Mais, comme il se retrouvait dans la salle de l'Est, cette halle où agonise le grand art, le dépotoir où l'on empile les vastes compositions historiques et religieuses, d'un froid sombre, il eut une secousse, il demeura immobile, les yeux en l'air. Cependant, il était passé deux fois déjà. Là-haut, c'était bien sa toile, si haut, si haut, qu'il hésitait à la reconnaître, toute petite, posée en hirondelle, sur le coin d'un cadre, le cadre monumental d'un immense tableau de dix maîtres, représentant le Déluge, le grouillement d'un peuple jaune, culbuté dans de l'eau lie-de-vin. À gauche, il y avait encore le pitoyable portrait en pied d'un général couleur de cendre; à droite, une nymphe colosse, dans un paysage lunaire, le cadavre exsangue d'une assassinée, qui se gâtait sur l'herbe; et alentour, partout, des choses rosâtres, violâtres, des images tristes, jusqu'à une scène comique de moines se grisant, jusqu'à une ouverture de la Chambre, avec toute une page écrite sur un cartouche doré, où les têtes des députés connus étaient reproduites au trait, accompagnées des noms. Et, là-haut, là-haut, au milieu de ces voisinages blafards, la petite toile, trop rude, éclatait férocement, dans une grimace douloureuse de monstre.

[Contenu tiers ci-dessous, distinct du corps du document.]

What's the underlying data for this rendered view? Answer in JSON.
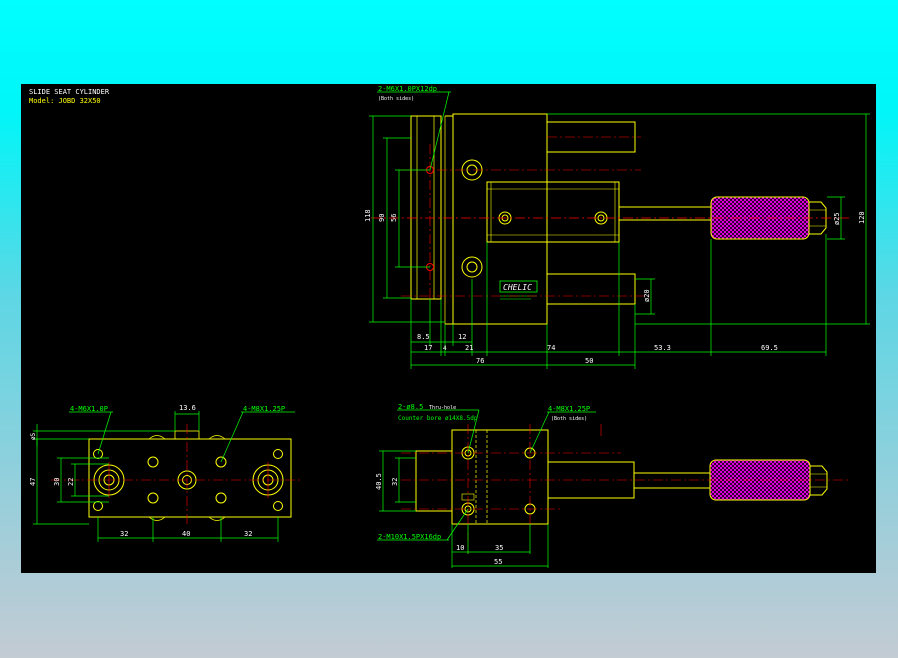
{
  "title_block": {
    "title": "SLIDE SEAT CYLINDER",
    "model": "Model: JOBD 32X50"
  },
  "brand": "CHELIC",
  "side_view": {
    "callout_port": "2-M6X1.0PX12dp",
    "callout_port_sub": "(Both sides)",
    "dims": {
      "height_118": "118",
      "height_90": "90",
      "height_56": "56",
      "dia_20": "ø20",
      "dia_25": "ø25",
      "height_120": "120",
      "d_8_5": "8.5",
      "d_12": "12",
      "d_17": "17",
      "d_4": "4",
      "d_21": "21",
      "d_74": "74",
      "d_53_3": "53.3",
      "d_69_5": "69.5",
      "d_76": "76",
      "d_50": "50"
    }
  },
  "bottom_view": {
    "callout_left": "4-M6X1.0P",
    "callout_right": "4-M8X1.25P",
    "dims": {
      "d_13_6": "13.6",
      "d_5": "ø5",
      "d_47": "47",
      "d_30": "30",
      "d_22": "22",
      "d_32a": "32",
      "d_40": "40",
      "d_32b": "32"
    }
  },
  "front_view": {
    "callout_hole": "2-ø8.5",
    "callout_hole_thru": "Thru-hole",
    "callout_cbore": "Counter bore  ø14X8.5dp",
    "callout_tap": "4-M8X1.25P",
    "callout_tap_sub": "(Both sides)",
    "callout_bottom": "2-M10X1.5PX16dp",
    "dims": {
      "d_40_5": "40.5",
      "d_32": "32",
      "d_10": "10",
      "d_35": "35",
      "d_55": "55"
    }
  },
  "colors": {
    "outline": "#ffff00",
    "dimension": "#00ff00",
    "center": "#ff0000",
    "hatch": "#ff00ff",
    "text": "#ffffff"
  }
}
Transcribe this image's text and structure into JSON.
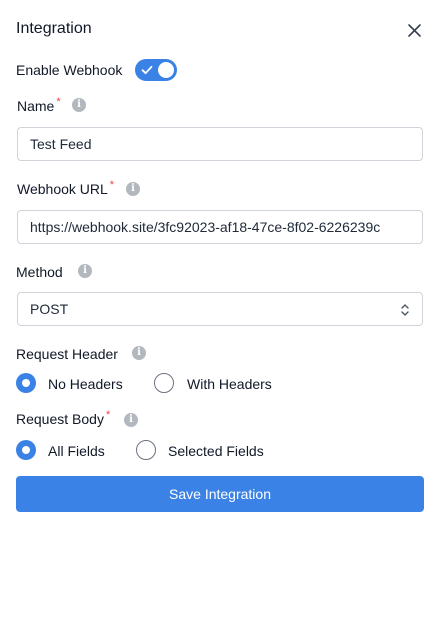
{
  "panel": {
    "title": "Integration",
    "close_icon": "close-icon"
  },
  "webhook_toggle": {
    "label": "Enable Webhook",
    "enabled": true,
    "color": "#3b82e6"
  },
  "name_field": {
    "label": "Name",
    "required_mark": "*",
    "value": "Test Feed"
  },
  "url_field": {
    "label": "Webhook URL",
    "required_mark": "*",
    "value": "https://webhook.site/3fc92023-af18-47ce-8f02-6226239c"
  },
  "method_field": {
    "label": "Method",
    "value": "POST"
  },
  "request_header": {
    "label": "Request Header",
    "options": [
      "No Headers",
      "With Headers"
    ],
    "selected": "No Headers"
  },
  "request_body": {
    "label": "Request Body",
    "required_mark": "*",
    "options": [
      "All Fields",
      "Selected Fields"
    ],
    "selected": "All Fields"
  },
  "save_button": {
    "label": "Save Integration",
    "color": "#3b82e6"
  },
  "colors": {
    "accent": "#3b82e6",
    "required": "#ef4444",
    "info_icon": "#b3b8bf"
  }
}
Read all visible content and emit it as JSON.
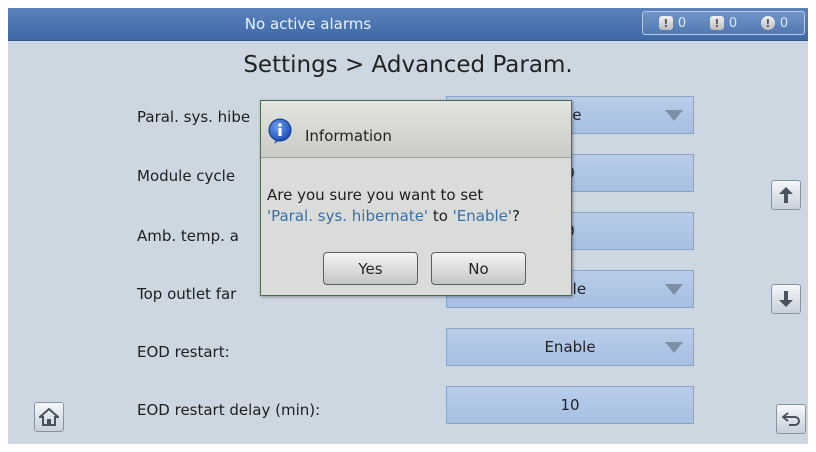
{
  "header": {
    "alarm_status": "No active alarms",
    "counts": {
      "major": "0",
      "minor": "0",
      "warning": "0"
    },
    "icons": [
      "major-alarm-icon",
      "minor-alarm-icon",
      "warning-alarm-icon"
    ]
  },
  "page_title": "Settings > Advanced Param.",
  "rows": [
    {
      "label": "Paral. sys. hibe",
      "value": "ble",
      "type": "dropdown"
    },
    {
      "label": "Module cycle",
      "value": "0",
      "type": "input"
    },
    {
      "label": "Amb. temp. a",
      "value": "0",
      "type": "input"
    },
    {
      "label": "Top outlet far",
      "value": "able",
      "type": "dropdown"
    },
    {
      "label": "EOD restart:",
      "value": "Enable",
      "type": "dropdown"
    },
    {
      "label": "EOD restart delay (min):",
      "value": "10",
      "type": "input"
    }
  ],
  "nav": {
    "up_icon": "arrow-up-icon",
    "down_icon": "arrow-down-icon",
    "home_icon": "home-icon",
    "back_icon": "back-arrow-icon"
  },
  "dialog": {
    "title": "Information",
    "icon": "info-icon",
    "message_line1": "Are you sure you want to set",
    "param_quoted": "'Paral. sys. hibernate'",
    "to_word": " to ",
    "value_quoted": "'Enable'",
    "question_mark": "?",
    "yes_label": "Yes",
    "no_label": "No"
  },
  "colors": {
    "header_bg": "#4a73b0",
    "screen_bg": "#cdd7e2",
    "field_bg": "#b0c6e6",
    "quote_text": "#3a6fa8"
  }
}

Ah! l'Enfant mort, le misérable petit cadavre, qui n'était plus, à cette distance, qu'une confusion de chairs, la carcasse échouée de quelque bête informe! Était-ce un crâne, était-ce un ventre, cette tête phénoménale, enflée et blanchie? et ces pauvres mains tordues sur les linges, comme des pattes rétractées d'oiseau tué par le froid! et le lit lui-même, cette pâleur des draps, sous la pâleur des membres, tout ce blanc si triste, un évanouissement du ton, la fin dernière! Puis, on distinguait les yeux clairs et fixes, on reconnaissait une tête d'enfant, le cas de quelque maladie de la cervelle, d'une profonde et affreuse piffé. Claude s'approcha, se recula, pour mieux voir. Le jour était si mauvais, que des reflets dansaient dans la toile, de partout. Son petit Jacques, comme on l'avait placé! sans doute par dédain, ou par honte plutôt, afin de se débarrasser de sa laideur lugubre. Lui, pourtant, l'évoquait, le retrouvait, là-bas, à la campagne, frais et rose, quand il se roulait dans l'herbe, puis rue de Douai, peu à peu pâli et stupide, puis rue Tourlaque, ne pouvant plus porter son front, mourant une nuit tout seul, pendant que sa mère dormait; et il la revoyait, elle aussi, la mère, la triste femme, restée à la maison, pour y pleurer sans doute, ainsi qu'elle pleurait maintenant les journées entières. N'importe, elle avait bien fait de ne pas venir: c'était trop triste, leur petit Jacques, déjà froid dans son lit, jeté à l'écart en paria, si brutalisé par la lumière, que le visage semblait rire, d'un rire abominable.